Mais, heureusement, nous venons de participer, ce 16 septembre, au meeting organisé à la Bourse du Travail par l’association ATTAC. Les arguments puissants exposés par Susan George [3], Bernard Maris [4] et étienne Vernet [5], le bon sens de François Dufour [6] et la détermination de Vincent Espagne [7] nous ont regonflé le moral. Des informations reçues et des documents accumulés, il ressort que le danger est immense, d’autant que la plupart des élus, même ceux des gouvernements qui se veulent “démocratiques”, n’ont toujours pas pris la mesure du pouvoir auquel ils sont en train de renoncer. Il est évident que la grande majorité de l’opinion, dans le monde entier, qui est façonnée par une presse payée pour la rendre crédule et docile, ne voit pas le danger [8]. Tandis que les moyens réunis, les procédés employés et les coups fourrés préparés par les tenants de l’idéologie totalitaire du marché sont énormes.

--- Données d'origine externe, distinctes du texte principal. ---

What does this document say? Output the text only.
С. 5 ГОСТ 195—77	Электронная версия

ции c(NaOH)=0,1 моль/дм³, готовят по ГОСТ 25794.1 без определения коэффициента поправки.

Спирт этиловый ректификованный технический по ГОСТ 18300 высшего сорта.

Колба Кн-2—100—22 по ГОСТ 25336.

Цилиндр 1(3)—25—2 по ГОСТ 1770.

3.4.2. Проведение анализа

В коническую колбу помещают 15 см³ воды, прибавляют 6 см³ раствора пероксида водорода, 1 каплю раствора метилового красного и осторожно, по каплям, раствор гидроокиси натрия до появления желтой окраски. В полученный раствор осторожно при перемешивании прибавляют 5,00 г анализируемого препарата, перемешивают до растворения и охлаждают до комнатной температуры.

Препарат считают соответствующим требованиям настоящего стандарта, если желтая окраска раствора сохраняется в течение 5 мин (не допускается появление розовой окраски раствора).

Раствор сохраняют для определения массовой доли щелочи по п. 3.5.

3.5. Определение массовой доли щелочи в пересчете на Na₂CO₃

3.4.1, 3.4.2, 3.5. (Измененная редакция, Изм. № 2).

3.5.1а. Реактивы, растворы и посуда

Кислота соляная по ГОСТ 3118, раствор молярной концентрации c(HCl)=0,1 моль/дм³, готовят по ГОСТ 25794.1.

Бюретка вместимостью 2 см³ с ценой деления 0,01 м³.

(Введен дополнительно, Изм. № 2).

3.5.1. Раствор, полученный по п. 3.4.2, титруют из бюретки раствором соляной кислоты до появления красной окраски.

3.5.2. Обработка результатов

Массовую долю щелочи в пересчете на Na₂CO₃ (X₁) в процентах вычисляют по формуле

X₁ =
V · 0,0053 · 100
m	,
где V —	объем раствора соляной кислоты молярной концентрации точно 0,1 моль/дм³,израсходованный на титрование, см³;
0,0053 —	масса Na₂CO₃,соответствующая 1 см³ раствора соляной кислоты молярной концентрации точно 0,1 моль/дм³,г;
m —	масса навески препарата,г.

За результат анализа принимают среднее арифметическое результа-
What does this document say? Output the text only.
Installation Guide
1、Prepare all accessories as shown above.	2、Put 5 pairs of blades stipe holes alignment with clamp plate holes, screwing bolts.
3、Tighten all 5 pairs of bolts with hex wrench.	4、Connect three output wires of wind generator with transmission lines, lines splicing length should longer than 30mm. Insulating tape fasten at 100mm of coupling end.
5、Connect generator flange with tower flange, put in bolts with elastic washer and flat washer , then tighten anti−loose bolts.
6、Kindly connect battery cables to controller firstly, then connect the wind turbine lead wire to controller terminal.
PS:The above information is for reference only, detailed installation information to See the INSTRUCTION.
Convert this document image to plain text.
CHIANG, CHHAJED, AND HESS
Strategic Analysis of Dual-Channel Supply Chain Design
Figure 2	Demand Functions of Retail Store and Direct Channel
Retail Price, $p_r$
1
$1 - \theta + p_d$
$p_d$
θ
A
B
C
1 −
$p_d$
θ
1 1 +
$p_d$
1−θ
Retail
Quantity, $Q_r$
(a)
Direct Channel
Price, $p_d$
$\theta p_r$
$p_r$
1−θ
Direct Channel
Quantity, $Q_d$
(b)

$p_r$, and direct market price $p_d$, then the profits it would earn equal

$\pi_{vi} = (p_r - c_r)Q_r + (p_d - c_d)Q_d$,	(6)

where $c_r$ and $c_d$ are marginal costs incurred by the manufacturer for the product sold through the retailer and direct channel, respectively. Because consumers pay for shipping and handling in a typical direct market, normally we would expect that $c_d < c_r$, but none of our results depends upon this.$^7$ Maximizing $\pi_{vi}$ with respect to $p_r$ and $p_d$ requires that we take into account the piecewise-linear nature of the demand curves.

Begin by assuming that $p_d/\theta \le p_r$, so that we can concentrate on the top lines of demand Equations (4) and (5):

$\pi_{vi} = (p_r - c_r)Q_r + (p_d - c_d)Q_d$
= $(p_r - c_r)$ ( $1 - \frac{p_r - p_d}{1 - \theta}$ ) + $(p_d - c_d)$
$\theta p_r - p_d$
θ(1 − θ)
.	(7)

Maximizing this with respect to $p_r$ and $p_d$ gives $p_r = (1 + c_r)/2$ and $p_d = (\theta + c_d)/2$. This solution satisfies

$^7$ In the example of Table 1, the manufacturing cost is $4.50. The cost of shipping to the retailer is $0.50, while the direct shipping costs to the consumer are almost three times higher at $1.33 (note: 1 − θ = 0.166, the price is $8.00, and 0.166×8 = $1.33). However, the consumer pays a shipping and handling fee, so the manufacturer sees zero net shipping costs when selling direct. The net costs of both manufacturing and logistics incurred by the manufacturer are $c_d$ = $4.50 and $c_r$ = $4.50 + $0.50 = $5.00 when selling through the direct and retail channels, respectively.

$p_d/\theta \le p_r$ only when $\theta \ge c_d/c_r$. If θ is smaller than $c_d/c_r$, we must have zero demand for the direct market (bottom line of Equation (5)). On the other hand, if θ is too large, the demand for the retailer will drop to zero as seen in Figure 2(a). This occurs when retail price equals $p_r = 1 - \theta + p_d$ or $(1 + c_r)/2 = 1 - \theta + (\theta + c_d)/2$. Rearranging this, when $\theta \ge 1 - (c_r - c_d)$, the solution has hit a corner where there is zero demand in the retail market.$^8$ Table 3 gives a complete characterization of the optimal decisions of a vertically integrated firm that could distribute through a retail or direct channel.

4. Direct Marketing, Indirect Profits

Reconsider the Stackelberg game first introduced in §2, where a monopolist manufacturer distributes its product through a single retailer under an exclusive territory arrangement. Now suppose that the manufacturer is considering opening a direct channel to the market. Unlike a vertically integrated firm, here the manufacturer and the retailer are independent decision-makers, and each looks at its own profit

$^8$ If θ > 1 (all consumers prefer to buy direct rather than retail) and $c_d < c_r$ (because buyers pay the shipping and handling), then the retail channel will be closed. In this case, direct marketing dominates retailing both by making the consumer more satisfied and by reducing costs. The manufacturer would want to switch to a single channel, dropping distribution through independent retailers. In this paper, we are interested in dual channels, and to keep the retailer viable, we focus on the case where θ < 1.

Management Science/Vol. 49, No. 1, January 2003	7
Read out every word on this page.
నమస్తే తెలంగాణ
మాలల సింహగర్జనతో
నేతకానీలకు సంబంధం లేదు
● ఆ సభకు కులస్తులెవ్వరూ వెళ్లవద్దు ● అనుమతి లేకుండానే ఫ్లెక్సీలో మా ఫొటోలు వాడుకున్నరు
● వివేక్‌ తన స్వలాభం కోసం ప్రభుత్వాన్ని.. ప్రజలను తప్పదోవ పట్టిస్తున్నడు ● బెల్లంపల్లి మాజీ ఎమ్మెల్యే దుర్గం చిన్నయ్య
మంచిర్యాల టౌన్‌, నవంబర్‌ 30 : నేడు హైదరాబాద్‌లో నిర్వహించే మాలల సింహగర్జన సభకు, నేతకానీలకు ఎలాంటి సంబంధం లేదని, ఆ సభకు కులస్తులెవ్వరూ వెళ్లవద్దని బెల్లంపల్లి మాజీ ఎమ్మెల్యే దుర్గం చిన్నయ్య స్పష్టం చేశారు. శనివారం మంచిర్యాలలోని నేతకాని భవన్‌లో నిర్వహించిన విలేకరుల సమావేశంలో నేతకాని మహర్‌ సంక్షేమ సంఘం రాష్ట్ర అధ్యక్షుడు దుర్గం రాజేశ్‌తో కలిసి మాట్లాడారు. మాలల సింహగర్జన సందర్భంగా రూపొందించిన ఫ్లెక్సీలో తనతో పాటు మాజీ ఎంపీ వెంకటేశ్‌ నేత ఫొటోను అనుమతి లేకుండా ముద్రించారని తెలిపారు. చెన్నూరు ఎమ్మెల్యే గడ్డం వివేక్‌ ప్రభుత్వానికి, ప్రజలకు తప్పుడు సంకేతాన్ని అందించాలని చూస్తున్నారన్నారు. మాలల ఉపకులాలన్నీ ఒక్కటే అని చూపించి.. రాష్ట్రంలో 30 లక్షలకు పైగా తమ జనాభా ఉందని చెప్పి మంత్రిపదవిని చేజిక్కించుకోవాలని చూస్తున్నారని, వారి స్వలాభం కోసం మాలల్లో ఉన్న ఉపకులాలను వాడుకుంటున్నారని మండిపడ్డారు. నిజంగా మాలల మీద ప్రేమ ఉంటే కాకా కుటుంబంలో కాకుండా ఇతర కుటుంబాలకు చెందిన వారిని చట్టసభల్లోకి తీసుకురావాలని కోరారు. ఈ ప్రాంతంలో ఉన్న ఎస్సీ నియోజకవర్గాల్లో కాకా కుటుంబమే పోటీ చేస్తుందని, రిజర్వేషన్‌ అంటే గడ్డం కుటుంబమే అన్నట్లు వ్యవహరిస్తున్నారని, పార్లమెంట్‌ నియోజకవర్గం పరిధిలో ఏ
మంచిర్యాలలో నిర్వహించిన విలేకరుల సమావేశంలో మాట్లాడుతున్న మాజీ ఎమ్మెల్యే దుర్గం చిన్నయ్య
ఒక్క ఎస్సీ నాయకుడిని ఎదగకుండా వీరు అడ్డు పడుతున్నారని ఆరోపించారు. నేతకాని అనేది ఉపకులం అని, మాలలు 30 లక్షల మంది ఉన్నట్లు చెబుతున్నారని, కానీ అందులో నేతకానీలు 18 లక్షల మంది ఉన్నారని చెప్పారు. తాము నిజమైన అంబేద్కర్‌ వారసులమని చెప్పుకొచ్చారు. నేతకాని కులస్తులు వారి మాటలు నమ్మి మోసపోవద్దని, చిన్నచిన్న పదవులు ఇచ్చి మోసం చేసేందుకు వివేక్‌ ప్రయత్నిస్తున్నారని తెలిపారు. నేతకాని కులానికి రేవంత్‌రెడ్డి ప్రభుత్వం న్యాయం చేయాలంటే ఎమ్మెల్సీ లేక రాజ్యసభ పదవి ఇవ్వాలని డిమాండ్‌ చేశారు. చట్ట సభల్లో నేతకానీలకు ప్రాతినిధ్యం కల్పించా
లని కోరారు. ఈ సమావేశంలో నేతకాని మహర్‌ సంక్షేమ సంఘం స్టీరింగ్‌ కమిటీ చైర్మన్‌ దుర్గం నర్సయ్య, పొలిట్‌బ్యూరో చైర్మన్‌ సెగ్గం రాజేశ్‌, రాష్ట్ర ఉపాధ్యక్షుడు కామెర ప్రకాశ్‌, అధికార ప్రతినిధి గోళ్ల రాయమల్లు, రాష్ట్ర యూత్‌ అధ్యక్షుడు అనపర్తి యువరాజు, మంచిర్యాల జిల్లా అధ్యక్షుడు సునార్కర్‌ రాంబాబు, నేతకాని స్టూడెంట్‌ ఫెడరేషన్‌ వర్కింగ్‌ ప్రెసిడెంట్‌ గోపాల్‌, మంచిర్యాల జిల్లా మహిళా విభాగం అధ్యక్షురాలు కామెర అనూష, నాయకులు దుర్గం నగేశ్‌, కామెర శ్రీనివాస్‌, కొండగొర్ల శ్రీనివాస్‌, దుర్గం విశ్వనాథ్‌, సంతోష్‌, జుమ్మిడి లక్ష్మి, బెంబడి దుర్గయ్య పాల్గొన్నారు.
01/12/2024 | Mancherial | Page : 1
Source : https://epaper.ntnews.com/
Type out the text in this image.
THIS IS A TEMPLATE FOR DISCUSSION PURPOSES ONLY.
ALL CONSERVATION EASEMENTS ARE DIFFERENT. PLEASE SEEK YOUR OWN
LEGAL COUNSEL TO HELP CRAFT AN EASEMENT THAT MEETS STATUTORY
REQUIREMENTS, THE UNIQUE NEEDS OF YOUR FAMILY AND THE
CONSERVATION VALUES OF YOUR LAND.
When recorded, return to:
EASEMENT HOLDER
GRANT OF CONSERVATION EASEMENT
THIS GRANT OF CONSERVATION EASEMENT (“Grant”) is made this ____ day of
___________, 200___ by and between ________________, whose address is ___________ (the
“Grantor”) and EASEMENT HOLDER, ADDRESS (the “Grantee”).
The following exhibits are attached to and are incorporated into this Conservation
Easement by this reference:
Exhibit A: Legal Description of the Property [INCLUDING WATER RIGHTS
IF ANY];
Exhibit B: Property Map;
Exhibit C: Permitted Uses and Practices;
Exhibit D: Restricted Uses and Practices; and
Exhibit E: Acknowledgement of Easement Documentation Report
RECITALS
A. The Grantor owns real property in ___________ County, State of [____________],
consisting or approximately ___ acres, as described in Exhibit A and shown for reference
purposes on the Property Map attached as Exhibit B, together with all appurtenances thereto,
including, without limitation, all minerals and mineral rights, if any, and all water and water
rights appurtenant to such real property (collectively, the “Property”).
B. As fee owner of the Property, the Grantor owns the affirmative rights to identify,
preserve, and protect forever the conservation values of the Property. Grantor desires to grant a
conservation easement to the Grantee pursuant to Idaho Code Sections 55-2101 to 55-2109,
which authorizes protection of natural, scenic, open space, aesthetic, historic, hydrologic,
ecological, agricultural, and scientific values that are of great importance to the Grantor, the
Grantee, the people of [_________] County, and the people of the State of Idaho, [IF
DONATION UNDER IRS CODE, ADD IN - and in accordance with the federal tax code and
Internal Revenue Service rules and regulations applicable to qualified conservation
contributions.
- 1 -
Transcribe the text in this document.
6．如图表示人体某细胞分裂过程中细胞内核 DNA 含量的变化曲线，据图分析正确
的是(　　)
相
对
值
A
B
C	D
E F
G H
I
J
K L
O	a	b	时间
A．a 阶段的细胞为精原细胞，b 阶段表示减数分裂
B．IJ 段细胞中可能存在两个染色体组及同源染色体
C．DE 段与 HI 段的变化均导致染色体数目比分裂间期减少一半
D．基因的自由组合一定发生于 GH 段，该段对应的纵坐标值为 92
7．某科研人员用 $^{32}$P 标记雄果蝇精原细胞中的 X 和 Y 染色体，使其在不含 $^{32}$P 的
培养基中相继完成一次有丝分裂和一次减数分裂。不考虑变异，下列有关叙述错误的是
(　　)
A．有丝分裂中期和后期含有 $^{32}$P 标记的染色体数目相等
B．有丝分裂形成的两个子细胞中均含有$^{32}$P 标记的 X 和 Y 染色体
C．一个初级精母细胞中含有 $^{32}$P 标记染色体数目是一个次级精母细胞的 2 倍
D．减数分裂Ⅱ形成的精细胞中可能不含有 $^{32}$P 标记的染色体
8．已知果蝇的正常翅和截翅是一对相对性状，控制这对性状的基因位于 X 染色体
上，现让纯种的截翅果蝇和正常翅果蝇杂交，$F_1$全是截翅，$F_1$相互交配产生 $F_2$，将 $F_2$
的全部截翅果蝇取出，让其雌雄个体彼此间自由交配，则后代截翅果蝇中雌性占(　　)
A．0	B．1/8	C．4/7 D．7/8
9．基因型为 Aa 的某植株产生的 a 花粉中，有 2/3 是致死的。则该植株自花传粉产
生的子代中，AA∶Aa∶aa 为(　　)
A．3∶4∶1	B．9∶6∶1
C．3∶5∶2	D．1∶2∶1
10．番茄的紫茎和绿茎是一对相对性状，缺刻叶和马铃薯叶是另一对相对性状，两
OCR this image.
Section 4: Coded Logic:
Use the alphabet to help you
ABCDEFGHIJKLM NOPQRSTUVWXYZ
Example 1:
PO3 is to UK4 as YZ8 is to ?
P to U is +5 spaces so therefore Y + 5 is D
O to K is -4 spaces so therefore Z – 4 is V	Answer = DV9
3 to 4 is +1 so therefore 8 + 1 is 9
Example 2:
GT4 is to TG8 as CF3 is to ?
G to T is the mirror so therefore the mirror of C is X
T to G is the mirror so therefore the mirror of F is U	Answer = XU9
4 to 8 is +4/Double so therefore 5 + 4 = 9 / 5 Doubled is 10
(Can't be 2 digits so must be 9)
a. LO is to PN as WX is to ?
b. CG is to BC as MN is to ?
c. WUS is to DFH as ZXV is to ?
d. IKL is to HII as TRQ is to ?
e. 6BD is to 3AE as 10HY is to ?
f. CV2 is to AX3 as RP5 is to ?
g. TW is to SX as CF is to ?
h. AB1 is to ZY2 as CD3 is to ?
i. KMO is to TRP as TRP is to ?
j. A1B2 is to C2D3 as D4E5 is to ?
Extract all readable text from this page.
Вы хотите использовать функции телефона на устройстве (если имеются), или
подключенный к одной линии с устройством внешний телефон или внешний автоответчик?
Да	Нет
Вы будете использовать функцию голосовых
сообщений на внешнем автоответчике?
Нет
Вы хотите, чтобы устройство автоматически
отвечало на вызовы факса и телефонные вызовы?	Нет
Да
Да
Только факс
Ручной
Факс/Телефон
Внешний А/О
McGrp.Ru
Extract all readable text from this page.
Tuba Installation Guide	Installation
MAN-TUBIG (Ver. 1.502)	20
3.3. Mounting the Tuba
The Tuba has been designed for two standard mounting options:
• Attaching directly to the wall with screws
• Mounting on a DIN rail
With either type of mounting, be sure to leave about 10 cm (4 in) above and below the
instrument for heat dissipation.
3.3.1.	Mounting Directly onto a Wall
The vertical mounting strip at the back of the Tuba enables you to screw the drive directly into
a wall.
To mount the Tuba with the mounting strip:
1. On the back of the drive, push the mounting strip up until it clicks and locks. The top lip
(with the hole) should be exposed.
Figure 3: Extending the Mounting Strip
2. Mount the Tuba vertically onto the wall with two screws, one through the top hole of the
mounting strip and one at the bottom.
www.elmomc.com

C’est parce que nous sommes convaincus que seule l’union des citoyens sur un objectif précis peut faire stopper ces entreprises de l’idéologie totalitaire du veau d’or contre les droits des peuples, que nous avons participé l’an dernier à la campagne contre l’AMI. L’arrêt obtenu des négociations au sein de l’OCDE a fait la preuve de l’efficacité d’une telle mobilisation. Mais si celle-ci a surpris les politiques et les négociateurs, ces derniers sont maintenant en alerte. Et les négociations dites du “millenarium round”, qui doivent durer trois ans, commencent dès le 30 novembre prochain. Il est donc temps d’abord de s’informer sur ce que des observateurs comme Susan George peuvent apprendre, ensuite de comprendre et d’expliquer les implications des accords en projet (alors que tant de médias, s’ils en parlent, les présentent soit comme sans danger, soit comme bien combattus par nos représentants), et enfin de parvenir à une mobilisation soutenue de tous ceux qui entendent avoir un droit de regard sur des décisions qui déterminent irrémédiablement leur avenir. C’est dans cet esprit que nous ouvrons ci-dessous un dossier spécial sur les négociations de l’OMC, pour contribuer à une autre OMC l’Organisation Mondiale des Citoyens.
[1] OMC = Organisation Mondiale du Commerce.
[2] AMI = Accord Multilatéral sur les Investissements. Voir GR-ED 975 de mars 1998.
[3] Présidente de l’Observatoire de la Mondialisation.
[4] Prof. d’économie à l’université de Toulouse et journaliste.
[5] au nom d’écoropa.
[6] porte-parole de la Confédération paysanne.
[7] de l’association Droits devant !
[8] Nous avons même eu la surprise de trouver dans le courrier reçu de nos abonnés qu’il en est un, sans doute le seul, qui croit encore que le marché est le plus impartial des juges, et si infaillible qu’il faut lui remettre le soin de décider seul de la répartition des richesses du monde !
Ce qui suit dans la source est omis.